Beth Roe in action for Brighton against Manchester City, Feb 4 2018 (Photo: Geoff Penn/BHA)

Beth Roe was outstanding for Brighton against Manchester City and looks to have a promising career ahead of her (Photo: Geoff Penn/BHA)

Sent Her Forward player of the match: Claire Emslie (Manchester City 9/10)

Was she given too much space down the flanks – or did she create it herself? Emslie put on a masterclass of wing play, using skill, trickery, pace and precision to outwit a largely composed Brighton defence.

And she crowned a fine performance with an excellent goal, which finally killed off her opponents.

Melissa Lawley (7), Izzy Christiansen (7) and Jill Scott (7) were also key players as City played a patient game.

But they were very nearly thwarted, almost single-handedly, by the magnificent Beth Roe (8).

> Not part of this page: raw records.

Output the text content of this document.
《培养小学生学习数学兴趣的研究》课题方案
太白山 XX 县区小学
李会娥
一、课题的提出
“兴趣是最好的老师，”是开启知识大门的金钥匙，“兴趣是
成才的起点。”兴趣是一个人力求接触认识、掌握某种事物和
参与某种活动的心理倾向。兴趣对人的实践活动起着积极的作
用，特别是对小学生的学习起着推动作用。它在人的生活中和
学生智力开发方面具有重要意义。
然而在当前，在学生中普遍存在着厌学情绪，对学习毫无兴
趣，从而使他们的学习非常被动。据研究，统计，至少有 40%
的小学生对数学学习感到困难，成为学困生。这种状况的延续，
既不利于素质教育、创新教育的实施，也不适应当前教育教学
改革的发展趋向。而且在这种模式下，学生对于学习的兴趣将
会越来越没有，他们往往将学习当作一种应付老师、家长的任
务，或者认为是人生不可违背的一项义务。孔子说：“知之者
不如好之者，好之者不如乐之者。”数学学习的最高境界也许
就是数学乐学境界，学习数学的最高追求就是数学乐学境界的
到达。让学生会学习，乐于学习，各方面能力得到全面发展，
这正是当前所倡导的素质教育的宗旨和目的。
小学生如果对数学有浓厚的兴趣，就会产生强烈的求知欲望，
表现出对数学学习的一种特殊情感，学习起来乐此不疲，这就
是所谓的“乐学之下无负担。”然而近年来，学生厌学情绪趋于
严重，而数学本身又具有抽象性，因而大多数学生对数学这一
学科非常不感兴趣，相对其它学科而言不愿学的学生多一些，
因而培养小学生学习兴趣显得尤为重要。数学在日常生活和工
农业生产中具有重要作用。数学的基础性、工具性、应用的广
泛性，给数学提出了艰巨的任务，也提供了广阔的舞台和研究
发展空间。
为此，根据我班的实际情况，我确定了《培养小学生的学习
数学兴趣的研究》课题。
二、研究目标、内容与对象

The teenager, who signed her first professional contract only a fortnight ago, performed heroically in defence, standing up well to Lawley and Emslie and making a series of terrific blocks, including a goal-line clearance that almost defied the laws of science.

Ini Umotong (7) barely got a meaningful touch in the first 45 minutes but enjoyed an inspired second half, coming deep to collect the ball from a defence constantly under pressure, and using her pace and power to outmuscle and outfox top-class defenders, only to be let down by a slightly heavy touch as she bore down on goal.

Danni Buet (7) and Kirsty Barton (7) had fine games in the Brighton midfield – both were positive and Barton in particular was always looking for a constructive pass rather than panicked clearance.

Goalkeeper Lucy Gillett (7) performed well to keep City’s lethal strikers at bay, while second-half substitute Amanda Nilden (7) looks an excellent signing.

Sent Her Forward match rating: 7/10 There’s a big gulf between WSL 1’s top handful and the rest, but Brighton narrowed it more effectively than many have.